To prove 1) we use mathematical induction. Let $S$ be a subset of $\mathbb{N}$ so that if $k \in S$, if $A_1 \supseteq A_2 · · ·\supseteq A_k$ are all sets containing an infinite number of elements, then the intersection $\bigcap\limits_{n=1}^{k} A_n$ is infinite as well. It is trivial that this is the case when $k=1$. Let the property be fulfilled for some $k \in \mathbb{N}$, then we shall prove that $k+1$ also fulfills that property(and thus is also in $S$). Let $A_1 \supseteq A_2 · · ·\supseteq A_{k+1}$ be all sets containing an infinite number of elements.
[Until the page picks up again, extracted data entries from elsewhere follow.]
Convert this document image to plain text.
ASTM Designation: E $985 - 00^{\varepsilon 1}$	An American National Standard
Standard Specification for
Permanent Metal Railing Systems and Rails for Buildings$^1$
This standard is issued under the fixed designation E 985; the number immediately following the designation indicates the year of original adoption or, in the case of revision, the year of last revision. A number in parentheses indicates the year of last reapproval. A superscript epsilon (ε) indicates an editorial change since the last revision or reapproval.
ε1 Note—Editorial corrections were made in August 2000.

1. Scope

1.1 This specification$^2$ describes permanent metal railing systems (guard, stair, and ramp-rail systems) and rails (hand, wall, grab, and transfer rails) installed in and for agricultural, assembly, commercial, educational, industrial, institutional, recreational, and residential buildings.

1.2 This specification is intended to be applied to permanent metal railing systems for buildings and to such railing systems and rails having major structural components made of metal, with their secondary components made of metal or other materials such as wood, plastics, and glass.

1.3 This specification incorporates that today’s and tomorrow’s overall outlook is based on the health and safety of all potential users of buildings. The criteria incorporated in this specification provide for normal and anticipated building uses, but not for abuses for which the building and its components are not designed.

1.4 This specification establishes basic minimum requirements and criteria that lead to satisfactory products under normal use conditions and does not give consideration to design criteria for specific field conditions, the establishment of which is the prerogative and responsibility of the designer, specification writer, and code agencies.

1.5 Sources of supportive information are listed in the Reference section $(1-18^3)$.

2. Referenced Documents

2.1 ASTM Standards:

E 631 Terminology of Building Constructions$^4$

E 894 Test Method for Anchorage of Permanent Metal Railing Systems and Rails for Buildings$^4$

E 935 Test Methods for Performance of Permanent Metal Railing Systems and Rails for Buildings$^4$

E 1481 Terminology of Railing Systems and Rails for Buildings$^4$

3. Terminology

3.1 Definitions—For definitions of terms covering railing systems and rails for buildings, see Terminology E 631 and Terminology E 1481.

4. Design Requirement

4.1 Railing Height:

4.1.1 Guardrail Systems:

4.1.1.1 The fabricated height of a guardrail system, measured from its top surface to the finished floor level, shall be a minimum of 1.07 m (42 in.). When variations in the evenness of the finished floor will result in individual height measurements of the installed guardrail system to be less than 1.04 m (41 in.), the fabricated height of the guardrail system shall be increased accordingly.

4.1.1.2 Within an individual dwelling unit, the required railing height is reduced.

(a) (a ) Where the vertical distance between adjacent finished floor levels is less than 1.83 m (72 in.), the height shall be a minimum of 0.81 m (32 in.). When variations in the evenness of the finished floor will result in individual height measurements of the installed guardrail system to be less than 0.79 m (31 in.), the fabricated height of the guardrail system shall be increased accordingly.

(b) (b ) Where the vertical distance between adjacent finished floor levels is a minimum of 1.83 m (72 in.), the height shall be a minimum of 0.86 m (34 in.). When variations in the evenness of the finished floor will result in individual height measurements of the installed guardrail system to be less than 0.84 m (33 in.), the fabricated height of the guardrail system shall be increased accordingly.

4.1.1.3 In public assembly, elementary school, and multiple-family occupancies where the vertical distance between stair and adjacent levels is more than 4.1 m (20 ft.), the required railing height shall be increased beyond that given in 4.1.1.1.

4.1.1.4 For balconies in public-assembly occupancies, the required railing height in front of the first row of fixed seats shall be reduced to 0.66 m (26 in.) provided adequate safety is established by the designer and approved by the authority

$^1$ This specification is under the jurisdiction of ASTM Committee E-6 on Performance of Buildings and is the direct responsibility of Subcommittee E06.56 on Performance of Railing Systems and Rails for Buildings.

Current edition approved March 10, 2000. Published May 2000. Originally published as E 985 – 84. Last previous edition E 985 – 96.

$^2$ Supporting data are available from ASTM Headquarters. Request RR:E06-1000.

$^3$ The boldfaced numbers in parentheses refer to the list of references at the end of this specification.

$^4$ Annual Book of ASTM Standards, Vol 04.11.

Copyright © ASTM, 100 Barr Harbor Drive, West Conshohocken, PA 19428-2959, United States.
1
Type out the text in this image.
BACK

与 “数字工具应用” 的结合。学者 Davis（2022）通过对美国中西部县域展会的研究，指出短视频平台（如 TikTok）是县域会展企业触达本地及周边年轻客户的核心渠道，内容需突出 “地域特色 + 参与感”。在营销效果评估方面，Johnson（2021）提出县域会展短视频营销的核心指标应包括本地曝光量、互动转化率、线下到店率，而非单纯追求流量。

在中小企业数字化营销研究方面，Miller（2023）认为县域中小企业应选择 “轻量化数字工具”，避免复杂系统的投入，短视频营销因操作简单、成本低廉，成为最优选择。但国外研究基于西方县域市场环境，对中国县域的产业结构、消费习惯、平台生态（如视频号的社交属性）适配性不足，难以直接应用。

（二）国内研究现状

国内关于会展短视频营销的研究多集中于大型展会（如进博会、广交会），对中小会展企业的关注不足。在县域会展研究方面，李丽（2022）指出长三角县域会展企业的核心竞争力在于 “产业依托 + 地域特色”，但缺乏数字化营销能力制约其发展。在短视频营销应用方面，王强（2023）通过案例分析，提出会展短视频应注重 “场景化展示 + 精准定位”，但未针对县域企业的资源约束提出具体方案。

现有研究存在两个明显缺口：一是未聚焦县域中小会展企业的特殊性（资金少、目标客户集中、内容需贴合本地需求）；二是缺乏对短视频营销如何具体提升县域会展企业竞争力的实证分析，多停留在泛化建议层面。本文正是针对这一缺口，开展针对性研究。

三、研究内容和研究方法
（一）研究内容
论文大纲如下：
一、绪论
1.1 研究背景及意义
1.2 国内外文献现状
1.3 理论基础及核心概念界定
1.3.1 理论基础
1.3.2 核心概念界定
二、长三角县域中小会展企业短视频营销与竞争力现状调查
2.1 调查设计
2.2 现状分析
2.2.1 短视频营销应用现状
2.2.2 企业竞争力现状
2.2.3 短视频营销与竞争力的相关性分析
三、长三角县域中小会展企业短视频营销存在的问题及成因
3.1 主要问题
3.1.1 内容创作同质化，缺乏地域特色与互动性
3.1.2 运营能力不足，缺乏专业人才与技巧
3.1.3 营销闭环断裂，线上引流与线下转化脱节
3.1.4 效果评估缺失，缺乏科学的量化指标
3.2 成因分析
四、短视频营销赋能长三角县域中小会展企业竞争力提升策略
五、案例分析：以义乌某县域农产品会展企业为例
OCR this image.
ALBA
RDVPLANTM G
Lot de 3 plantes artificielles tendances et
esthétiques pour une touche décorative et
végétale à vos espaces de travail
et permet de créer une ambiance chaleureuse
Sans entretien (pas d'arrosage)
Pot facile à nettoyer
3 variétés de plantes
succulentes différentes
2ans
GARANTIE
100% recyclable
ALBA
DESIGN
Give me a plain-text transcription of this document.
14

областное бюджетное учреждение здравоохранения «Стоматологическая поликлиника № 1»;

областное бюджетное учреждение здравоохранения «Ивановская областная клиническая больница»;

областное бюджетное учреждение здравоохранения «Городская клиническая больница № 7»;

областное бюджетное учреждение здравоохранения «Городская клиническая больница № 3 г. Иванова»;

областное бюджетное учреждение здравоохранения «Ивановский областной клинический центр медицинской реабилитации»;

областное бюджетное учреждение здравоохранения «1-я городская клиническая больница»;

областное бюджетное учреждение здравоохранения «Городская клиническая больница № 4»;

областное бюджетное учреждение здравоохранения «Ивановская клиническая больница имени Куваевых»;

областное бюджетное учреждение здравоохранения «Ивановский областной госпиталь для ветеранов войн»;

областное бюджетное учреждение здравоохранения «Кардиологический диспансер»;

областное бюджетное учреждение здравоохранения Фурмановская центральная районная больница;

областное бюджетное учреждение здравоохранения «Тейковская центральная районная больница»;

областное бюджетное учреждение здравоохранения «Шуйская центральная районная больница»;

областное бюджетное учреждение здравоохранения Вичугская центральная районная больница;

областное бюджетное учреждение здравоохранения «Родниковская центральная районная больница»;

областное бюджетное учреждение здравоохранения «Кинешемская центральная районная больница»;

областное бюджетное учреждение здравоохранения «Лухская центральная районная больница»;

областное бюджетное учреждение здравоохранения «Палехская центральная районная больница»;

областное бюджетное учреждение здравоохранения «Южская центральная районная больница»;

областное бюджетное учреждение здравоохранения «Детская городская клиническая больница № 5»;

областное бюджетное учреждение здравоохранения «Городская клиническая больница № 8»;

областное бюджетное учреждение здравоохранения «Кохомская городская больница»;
From the lemma, we know that $\bigcap\limits_{n=1}^{k+1} A_n=\bigcap\limits_{n=1}^{k} A_n \cap A_{k+1}$. Furthermore, $\bigcap\limits_{n=1}^{k} A_n \cap A_{k+1}=A_{k+1}$, since $A_1 \supseteq A_2 · · ·\supseteq A_{k+1}$. Hence $\bigcap\limits_{n=1}^{k+1} A_n=A_{k+1}$, and since $A_{k+1}$ is a set with an infinite number of elements, so is $\bigcap\limits_{n=1}^{k+1} A_n$. Hence $k+1 \in S$ . By induction, $S = \mathbb{N}$. Therefore, if $A_1 \supseteq A_2 \supseteq A_3 \supseteq A_4 · · ·$ are all sets containing an infinite number of elements, then the intersection $\bigcap\limits_{n \in \mathbb{N}} A_n$ is infinite as well.

Answer 1

If, for each $n\in\Bbb N$, $A_n=[n,\infty)$, then $\bigcap_{n\in\Bbb N}=\emptyset$, in spite of the fact that each $A_n$ is an infinite set. You proved correctly that, or each $N\in\Bbb N$, $\bigcap_{k=1}^nA_k$ is an infinite set. But induction does not allow you to deduce from this fact that $\bigcap_{k\in\Bbb N}A_k$ is an infinite set.